Please detach and retain this section. Do not post with Proxy Form.

2024 Annual General Meeting ('AGM') of Reach plc to be held on Thursday, 2 May 2024 at 11:00 a.m. at Numis' offices, 45 Gresham St, London, EC2V 7BF.

We will notify shareholders of any change of arrangements with an announcement on the Company's website www.reachplc.com and via a Regulatory Information Service. Any updates to the position will be included on the Company's website www.reachplc.com.

If you wish to attend the AGM

Please bring this card with you as evidence of your right to attend and vote.

If you are unable to attend the AGM

You may appoint a proxy: by post (please detach the Proxy Form, fill it in, sign it, and send it to Equiniti in the reply paid envelope provided); lodge your vote electronically at www.shareview.co.uk; or, CREST participants may lodge proxy appointments via CREST. Further information on appointing a proxy is provided overleaf in the Explanatory Notes. Please note the deadline for receiving proxy appointments is 11:00 a.m. on Tuesday, 30 April 2024.

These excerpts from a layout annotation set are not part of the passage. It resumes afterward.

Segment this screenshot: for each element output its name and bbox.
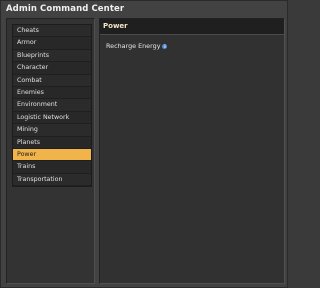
category-item-logistic-network[interactable]: Logistic Network bbox=[13, 111, 91, 125]
category-panel: Cheats Armor Blueprints Character Combat… bbox=[6, 18, 95, 284]
category-list: Cheats Armor Blueprints Character Combat… bbox=[12, 24, 92, 188]
settings-panel: Power Recharge Energy i bbox=[99, 18, 285, 284]
category-item-combat[interactable]: Combat bbox=[13, 74, 91, 87]
category-item-power[interactable]: Power bbox=[13, 148, 91, 162]
setting-label[interactable]: Recharge Energy bbox=[106, 42, 160, 50]
category-item-environment[interactable]: Environment bbox=[13, 99, 91, 112]
category-item-blueprints[interactable]: Blueprints bbox=[13, 49, 91, 63]
category-item-cheats[interactable]: Cheats bbox=[13, 25, 91, 38]
category-item-mining[interactable]: Mining bbox=[13, 124, 91, 137]
category-item-character[interactable]: Character bbox=[13, 62, 91, 75]
admin-command-center-window: Admin Command Center Cheats Armor Bluepr… bbox=[0, 0, 288, 288]
info-icon: i bbox=[162, 43, 168, 49]
category-item-armor[interactable]: Armor bbox=[13, 37, 91, 50]
category-item-transportation[interactable]: Transportation bbox=[13, 173, 91, 187]
window-title: Admin Command Center bbox=[6, 4, 125, 14]
title-bar[interactable]: Admin Command Center bbox=[1, 1, 287, 17]
setting-recharge-energy[interactable]: Recharge Energy i bbox=[106, 42, 168, 50]
category-item-trains[interactable]: Trains bbox=[13, 161, 91, 174]
category-item-planets[interactable]: Planets bbox=[13, 136, 91, 149]
category-item-enemies[interactable]: Enemies bbox=[13, 86, 91, 100]
panel-title: Power bbox=[100, 19, 284, 35]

Shareholders are invited to submit any question via email to [email protected] or in writing to AGM Questions, c/o Company Secretary, Reach plc, One Canada Square, Canary Wharf, London, E14 5AP by 11:00 a.m. on Thursday, 18 April 2024. Answers of which will be posted on the Company's website, www.reachplc.com as a written Q&A, grouped into themes relevant to the business of the AGM as soon as practicable, and no later than Tuesday, 23 April 2024. We will however endeavour to answer questions received after Thursday, 18 April 2024 but before the proxy deadline on 11:00 a.m. on Tuesday, 30 April 2024 and they will be posted to the Company's website www.reachplc.com after the AGM.

Address

Numis' offices, 45 Gresham St, London, EC2V 7BF.

Public transport

Underground St. Paul's station on the Central Line, or Mansion House station on the District and Circle Lines (approx. 5–10 mins walk).

Buses 11, 141, 21, 25, 26, 521, 8

AGM schedule

10:00 a.m. Registration desks open. Refreshments (tea and coffee) will be available.

11:00 a.m. The AGM starts and will be held in the Auditorium on the ninth floor.

Security

Cameras, telephones, other mobile devices, tape recorders and video cameras cannot be used in the AGM. It is a condition of entry to the AGM that all bags and packages will be subject to random search.